Isère le 03 juillet 2015 - Caroline thermoz-liaudy - Avocats - article lu 2036 fois

Me Samba-Sambeligue : « Je ne veux pas que les avocats soient à côté de la société »
Me Samba-Sambeligue élu bâtonnier du barreau de Grenoble prendra ses fonction le 1er janvier

Elu le 16 juin dernier pour succéder à Me Arnaud Matthieu pour l'exercice 2016-2017, Me Wilfried Samba-Sambeligue prendra ses fonctions à la tête du barreau de Grenoble le 1er janvier prochain. Entretien.

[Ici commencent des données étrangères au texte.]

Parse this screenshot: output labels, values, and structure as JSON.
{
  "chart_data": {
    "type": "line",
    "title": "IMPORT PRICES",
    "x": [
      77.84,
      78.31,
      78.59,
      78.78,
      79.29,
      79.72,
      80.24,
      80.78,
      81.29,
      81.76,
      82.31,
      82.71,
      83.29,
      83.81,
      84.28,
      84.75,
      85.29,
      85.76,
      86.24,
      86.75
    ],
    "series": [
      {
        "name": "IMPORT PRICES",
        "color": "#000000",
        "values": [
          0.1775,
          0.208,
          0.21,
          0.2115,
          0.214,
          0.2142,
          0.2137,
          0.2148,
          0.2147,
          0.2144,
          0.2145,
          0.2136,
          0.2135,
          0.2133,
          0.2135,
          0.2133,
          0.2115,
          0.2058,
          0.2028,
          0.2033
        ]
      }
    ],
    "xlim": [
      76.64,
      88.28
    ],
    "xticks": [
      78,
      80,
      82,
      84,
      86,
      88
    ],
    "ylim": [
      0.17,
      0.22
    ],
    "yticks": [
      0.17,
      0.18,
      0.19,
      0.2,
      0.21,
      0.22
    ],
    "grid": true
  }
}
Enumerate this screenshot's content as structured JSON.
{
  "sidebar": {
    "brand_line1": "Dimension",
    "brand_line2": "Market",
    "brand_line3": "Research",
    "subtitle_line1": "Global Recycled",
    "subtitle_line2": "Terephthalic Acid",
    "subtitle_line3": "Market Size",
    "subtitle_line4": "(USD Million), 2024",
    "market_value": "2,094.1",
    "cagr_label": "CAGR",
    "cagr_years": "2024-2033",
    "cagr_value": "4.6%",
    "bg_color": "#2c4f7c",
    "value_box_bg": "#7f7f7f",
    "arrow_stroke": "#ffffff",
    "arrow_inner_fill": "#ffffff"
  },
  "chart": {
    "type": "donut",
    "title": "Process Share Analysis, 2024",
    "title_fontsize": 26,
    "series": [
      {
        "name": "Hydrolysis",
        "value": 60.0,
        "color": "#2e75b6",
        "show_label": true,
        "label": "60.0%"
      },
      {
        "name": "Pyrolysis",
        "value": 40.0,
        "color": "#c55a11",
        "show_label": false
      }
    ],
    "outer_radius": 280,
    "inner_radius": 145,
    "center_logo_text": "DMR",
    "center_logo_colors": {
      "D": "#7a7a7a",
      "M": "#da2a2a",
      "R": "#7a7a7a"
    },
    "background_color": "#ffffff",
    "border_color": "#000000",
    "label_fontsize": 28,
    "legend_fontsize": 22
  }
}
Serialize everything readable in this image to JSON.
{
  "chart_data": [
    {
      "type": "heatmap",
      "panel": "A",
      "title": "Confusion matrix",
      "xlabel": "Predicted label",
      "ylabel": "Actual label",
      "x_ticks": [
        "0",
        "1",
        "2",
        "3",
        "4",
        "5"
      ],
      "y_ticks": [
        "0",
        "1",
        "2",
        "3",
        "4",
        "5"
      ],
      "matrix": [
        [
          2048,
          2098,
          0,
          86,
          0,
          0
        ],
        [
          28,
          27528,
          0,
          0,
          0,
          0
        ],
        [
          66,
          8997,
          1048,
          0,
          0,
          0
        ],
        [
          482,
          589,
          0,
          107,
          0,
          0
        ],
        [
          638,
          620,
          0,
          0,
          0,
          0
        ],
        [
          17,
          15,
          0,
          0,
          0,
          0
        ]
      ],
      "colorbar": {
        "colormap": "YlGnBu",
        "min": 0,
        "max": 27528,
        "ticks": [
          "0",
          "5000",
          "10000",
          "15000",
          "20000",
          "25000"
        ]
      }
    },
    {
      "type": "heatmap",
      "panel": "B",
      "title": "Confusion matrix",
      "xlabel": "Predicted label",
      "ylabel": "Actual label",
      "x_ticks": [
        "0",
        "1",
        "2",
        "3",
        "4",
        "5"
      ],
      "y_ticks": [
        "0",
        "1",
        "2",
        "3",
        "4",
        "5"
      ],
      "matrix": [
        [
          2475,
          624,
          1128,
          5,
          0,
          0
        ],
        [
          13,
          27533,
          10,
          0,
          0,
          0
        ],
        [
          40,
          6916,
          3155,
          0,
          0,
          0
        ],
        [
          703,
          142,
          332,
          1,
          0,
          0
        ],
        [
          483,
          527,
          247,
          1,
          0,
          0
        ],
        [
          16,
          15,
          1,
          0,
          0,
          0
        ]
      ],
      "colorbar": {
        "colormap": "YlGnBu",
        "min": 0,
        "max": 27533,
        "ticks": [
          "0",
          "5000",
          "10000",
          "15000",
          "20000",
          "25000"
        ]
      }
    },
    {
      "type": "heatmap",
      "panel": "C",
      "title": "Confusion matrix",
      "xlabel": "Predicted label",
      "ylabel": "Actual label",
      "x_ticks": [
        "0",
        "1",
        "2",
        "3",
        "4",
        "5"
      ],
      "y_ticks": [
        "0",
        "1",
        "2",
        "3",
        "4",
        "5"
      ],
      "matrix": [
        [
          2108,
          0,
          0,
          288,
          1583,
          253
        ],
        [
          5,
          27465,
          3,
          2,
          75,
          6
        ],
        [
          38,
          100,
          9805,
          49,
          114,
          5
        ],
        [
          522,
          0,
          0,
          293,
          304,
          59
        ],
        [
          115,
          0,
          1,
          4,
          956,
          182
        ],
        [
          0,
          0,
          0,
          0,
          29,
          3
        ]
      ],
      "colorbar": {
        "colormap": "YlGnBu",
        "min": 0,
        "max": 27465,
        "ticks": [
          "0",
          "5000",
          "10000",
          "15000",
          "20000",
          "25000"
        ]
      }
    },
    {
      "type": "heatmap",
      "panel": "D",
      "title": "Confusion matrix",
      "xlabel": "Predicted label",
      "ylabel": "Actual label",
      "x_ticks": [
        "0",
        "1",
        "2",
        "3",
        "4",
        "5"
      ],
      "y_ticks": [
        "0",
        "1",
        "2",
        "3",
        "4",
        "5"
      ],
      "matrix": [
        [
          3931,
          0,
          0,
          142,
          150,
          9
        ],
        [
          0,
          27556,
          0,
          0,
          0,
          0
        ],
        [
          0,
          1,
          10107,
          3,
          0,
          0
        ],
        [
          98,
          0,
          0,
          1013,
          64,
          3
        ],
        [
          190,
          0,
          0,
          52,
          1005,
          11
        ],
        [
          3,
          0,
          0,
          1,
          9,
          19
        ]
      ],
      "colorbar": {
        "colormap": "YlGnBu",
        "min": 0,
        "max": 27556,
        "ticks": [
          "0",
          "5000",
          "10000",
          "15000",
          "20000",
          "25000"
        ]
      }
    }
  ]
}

Quelles seront vos priorités pour ce mandat ?

On a une problématique qui se pose aujourd’hui qui concerne la loi dite Macron. Sans que ce soit une difficulté c’est une problématique à laquelle les différents barreaux doivent répondre. Nous devrons trouver la solution commune la plus efficace possible. Nous devrons donc nous montrer inventifs et forts de propositions, pour être en capacité de dépasser ce qui nous sépare. Nous ne pouvons pas faire l’impasse sur le fait de trouver un dénominateur commun sur ce sujet. Et puis plus proche de nous, je souhaite remettre le barreau de Grenoble au cœur de la cité, pour qu’il soit un acteur de la société en tant que tel. C’est un challenge pour moi car les avocats ne doivent pas être pris pour des personnes qui n’interviennent que lorsqu’il y a un procès. J’ai toujours dit que le propre de l’avocat c’est d’abord d’être un conseil avant d’être un plaideur. Nous devrons travailler cela avec les entreprises et avec la société civile. Je ne veux pas que les avocats soient à côté de la société. Le droit prend une place de plus en plus importante. L’avocat est donc au cœur que se soit sur les questions de droit pénal, de droit social, de droit des affaires…Il ne peut pas regarder tout cela de loin.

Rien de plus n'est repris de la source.